Containers are isolated from each other. Each has its own filesystem, network namespace, and process tree. When a conversation is deleted, the container is stopped and removed.
MCP Proxy
Section titled “MCP Proxy”The MCP Proxy sits between conversation containers and external MCP servers. Instead of each container maintaining its own connections to tools like GitHub, Sentry, or Slack, the proxy:
- Reads MCP server configurations from MongoDB.
- Establishes persistent connections to each upstream server.
- Aggregates all tools into a single catalog, prefixing tool names with the server name (e.g.,
github_create_issue). - Exposes a single HTTP endpoint that all containers connect to.
This design means credentials and connections are managed centrally, not per-container.
Job Queue
Section titled “Job Queue”ReArch uses BullMQ (backed by Redis) for background job processing:
| Queue | Purpose |
|---|---|
| conversations | Provisioning and tearing down Docker containers |
| resources | Building Docker images from repository code |
A scheduler runs periodic tasks:
- Idle container cleanup — Stops containers that have been inactive beyond a configured threshold.

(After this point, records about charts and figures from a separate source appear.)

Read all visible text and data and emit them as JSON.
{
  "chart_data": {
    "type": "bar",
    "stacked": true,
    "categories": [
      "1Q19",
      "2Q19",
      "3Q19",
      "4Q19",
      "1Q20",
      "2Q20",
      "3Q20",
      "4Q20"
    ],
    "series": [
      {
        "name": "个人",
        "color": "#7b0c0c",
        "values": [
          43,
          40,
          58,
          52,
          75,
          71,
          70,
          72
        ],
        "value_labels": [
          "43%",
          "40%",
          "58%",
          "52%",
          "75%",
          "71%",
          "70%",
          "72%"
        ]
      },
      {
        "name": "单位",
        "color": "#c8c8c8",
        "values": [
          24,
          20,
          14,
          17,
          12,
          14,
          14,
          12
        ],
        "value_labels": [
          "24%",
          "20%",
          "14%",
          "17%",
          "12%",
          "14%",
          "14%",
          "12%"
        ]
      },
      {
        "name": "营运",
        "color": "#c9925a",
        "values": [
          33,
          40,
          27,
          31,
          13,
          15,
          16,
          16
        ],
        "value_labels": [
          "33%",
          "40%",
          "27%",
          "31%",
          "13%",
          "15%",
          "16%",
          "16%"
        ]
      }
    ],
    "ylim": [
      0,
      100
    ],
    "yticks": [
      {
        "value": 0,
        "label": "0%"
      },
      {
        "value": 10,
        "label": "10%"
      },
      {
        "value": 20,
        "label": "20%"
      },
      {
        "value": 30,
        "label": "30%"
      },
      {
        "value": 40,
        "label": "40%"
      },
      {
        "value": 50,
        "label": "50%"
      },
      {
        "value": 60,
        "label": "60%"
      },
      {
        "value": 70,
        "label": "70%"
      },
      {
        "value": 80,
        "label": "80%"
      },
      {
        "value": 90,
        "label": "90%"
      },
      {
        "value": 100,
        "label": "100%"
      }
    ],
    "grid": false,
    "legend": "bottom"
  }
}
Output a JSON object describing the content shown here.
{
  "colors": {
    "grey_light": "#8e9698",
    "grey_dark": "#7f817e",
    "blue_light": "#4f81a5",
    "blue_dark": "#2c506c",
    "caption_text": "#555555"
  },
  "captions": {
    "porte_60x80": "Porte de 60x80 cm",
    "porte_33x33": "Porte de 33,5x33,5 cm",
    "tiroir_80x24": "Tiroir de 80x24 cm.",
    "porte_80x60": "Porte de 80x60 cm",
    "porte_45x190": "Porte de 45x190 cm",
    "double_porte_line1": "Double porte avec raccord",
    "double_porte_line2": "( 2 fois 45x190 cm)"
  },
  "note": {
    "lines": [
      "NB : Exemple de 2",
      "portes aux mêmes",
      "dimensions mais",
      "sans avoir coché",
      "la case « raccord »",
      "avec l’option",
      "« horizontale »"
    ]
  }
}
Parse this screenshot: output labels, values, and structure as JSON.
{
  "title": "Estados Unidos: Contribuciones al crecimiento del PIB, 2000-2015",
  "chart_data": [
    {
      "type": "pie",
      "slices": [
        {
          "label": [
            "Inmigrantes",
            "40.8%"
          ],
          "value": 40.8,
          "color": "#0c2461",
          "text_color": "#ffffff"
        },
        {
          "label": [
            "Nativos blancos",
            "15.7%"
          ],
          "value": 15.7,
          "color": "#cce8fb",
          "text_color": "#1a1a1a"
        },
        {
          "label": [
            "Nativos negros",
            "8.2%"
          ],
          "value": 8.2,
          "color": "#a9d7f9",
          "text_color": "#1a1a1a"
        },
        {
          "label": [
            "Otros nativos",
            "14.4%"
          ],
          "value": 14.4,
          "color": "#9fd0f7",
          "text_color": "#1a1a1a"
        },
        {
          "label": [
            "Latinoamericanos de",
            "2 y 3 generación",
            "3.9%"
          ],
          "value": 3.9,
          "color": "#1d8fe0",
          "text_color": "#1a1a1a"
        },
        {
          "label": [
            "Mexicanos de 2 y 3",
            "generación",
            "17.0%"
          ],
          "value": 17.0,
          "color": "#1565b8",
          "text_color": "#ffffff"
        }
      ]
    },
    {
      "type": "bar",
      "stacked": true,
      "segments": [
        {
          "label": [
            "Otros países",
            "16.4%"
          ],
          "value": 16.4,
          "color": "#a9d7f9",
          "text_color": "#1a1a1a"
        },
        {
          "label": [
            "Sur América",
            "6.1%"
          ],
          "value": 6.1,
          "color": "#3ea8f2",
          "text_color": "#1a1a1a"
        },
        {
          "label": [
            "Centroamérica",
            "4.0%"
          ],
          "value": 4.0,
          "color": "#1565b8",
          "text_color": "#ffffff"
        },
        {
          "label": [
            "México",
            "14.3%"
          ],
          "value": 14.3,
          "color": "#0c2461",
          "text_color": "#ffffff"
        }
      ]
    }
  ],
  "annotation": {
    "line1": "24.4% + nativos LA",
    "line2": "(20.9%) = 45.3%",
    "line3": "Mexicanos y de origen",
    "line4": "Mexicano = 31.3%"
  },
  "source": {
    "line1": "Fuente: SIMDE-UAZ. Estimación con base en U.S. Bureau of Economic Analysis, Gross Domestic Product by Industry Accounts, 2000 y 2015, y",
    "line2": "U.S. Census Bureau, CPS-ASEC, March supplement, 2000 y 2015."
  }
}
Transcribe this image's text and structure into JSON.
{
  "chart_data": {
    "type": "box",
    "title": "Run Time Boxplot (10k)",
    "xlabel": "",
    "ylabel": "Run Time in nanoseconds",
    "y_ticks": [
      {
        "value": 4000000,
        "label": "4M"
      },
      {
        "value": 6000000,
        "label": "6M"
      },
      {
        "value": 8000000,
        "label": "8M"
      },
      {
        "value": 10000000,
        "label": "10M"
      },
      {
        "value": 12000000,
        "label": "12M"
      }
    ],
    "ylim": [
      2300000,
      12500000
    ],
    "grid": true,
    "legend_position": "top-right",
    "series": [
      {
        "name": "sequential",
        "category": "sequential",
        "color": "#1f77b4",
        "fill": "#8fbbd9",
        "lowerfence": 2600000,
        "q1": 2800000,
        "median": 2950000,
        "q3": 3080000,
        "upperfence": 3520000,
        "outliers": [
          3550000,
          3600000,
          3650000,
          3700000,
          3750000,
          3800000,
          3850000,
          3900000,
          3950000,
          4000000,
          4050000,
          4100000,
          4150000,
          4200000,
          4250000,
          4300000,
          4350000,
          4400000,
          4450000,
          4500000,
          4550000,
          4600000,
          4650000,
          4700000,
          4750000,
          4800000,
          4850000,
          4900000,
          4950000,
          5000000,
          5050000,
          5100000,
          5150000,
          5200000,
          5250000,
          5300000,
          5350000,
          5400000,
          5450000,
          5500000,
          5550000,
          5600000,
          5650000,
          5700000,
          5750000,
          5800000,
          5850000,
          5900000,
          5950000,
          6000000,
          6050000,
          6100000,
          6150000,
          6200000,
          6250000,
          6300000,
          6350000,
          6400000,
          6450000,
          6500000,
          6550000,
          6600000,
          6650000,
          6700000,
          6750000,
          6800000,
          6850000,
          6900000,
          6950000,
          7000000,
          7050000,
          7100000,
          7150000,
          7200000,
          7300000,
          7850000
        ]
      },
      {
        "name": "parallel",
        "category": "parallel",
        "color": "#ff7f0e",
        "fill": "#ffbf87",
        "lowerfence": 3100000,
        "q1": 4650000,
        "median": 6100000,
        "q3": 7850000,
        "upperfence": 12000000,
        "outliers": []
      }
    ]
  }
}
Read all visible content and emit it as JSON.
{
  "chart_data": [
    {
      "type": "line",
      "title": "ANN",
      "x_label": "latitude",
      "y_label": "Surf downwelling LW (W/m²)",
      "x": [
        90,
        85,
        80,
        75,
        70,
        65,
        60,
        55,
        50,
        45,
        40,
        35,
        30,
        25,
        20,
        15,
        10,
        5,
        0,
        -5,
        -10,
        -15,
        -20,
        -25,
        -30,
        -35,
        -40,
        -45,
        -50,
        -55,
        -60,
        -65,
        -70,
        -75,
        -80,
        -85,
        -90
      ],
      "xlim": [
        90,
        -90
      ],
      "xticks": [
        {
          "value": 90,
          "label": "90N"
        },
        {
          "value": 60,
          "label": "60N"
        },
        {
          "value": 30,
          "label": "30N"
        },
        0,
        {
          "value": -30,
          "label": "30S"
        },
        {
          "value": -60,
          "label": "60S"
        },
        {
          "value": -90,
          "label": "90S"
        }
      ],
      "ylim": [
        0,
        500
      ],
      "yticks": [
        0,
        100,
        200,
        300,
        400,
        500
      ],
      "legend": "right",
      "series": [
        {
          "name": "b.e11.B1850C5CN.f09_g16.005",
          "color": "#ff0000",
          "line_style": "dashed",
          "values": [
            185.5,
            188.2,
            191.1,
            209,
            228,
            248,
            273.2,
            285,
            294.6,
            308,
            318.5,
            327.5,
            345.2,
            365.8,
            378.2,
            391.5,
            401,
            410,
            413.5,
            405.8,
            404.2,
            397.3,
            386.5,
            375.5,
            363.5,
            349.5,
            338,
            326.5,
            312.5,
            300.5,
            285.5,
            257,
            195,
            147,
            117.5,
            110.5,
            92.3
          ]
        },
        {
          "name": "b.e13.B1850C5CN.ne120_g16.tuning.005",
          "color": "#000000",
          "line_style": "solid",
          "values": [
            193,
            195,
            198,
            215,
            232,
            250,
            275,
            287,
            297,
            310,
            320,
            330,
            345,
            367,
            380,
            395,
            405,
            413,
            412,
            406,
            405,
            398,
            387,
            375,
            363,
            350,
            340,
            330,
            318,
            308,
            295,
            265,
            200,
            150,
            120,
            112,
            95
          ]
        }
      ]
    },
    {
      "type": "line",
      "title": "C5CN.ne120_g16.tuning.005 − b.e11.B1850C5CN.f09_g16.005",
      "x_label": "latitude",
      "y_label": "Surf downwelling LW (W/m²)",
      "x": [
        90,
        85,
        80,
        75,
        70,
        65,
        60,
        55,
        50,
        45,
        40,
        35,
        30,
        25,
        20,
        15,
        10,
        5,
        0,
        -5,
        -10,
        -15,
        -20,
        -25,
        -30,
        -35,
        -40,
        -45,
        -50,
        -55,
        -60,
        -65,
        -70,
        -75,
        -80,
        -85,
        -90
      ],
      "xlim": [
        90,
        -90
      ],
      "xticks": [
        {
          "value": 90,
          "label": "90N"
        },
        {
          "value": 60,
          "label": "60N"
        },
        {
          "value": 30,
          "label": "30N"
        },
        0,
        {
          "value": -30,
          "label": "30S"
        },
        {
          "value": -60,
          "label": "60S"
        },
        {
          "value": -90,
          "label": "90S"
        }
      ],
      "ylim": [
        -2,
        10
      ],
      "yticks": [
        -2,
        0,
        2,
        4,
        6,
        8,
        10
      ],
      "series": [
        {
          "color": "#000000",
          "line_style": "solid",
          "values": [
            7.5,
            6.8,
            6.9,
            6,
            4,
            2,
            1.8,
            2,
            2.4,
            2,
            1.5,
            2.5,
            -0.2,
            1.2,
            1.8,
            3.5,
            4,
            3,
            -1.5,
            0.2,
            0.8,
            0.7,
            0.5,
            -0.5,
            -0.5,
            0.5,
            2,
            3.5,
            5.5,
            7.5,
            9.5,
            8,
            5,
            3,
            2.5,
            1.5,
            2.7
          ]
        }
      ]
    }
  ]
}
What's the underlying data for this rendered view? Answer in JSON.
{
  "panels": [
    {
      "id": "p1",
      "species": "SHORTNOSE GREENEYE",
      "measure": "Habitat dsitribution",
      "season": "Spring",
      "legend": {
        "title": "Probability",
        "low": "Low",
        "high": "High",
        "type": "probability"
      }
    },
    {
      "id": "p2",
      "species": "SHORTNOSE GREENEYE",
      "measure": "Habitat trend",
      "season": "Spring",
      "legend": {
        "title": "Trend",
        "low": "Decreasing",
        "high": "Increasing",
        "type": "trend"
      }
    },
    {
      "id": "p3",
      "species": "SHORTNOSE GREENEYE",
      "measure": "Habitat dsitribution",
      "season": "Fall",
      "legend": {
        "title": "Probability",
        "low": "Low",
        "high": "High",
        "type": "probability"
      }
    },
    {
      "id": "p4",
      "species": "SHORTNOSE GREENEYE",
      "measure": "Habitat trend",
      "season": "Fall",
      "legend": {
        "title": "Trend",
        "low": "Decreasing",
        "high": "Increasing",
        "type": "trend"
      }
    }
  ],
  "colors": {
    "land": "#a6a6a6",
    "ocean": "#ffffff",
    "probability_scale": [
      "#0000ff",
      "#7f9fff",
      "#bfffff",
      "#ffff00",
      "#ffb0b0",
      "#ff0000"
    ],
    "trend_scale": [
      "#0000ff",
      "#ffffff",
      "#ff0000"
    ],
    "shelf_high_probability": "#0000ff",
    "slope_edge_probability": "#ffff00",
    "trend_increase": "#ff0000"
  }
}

- Scheduled image rebuilds — Rebuilds Docker images on a cron schedule to keep them up to date with the latest branch state.
Authentication Modes
Section titled “Authentication Modes”ReArch supports four authentication configurations:
| Mode | Description | Use case |
|---|---|---|
| LOCAL | Email and password, managed by ReArch. JWT tokens issued by the backend. | Development, small teams, evaluations |
| OAUTH | Generic OpenID Connect. ReArch acts as an OIDC client against any compliant provider. | Integration with existing identity providers |
| KEYCLOAK_FIREWALL | Keycloak with Traefik forward-auth via oauth2-proxy. Tokens validated against Keycloak’s JWKS endpoint. | Production deployments with SSO and role management |
| NONE | No authentication. All requests are treated as admin. | Local development only — never use in production |
Data Storage
Section titled “Data Storage”| Store | What it holds |
|---|---|
| MongoDB | Users, conversations, messages, resources, repositories, skills, settings, LLM provider configs, MCP server configs, suggested prompts, file uploads (GridFS) |
| Redis | BullMQ job queues and scheduler state |
| Docker volumes | Container filesystems (ephemeral, destroyed with the container) |
| Keycloak PostgreSQL | Keycloak realm configuration, users, roles, sessions (only in KEYCLOAK_FIREWALL mode) |
Network Architecture (Production)
Section titled “Network Architecture (Production)”In a Docker Swarm deployment, services communicate over two networks:
- rearch (internal overlay) — Backend, frontend, MCP proxy, Redis, MongoDB, Keycloak, and conversation containers communicate on this network. Not exposed to the internet.
- traefik_network (external overlay) — Connects Traefik to the services it routes to. This is the only network with external access.
Conversation containers are attached to the internal network so they can reach the MCP proxy and the backend, but their HTTP ports are only accessible through Traefik with forward-auth protection.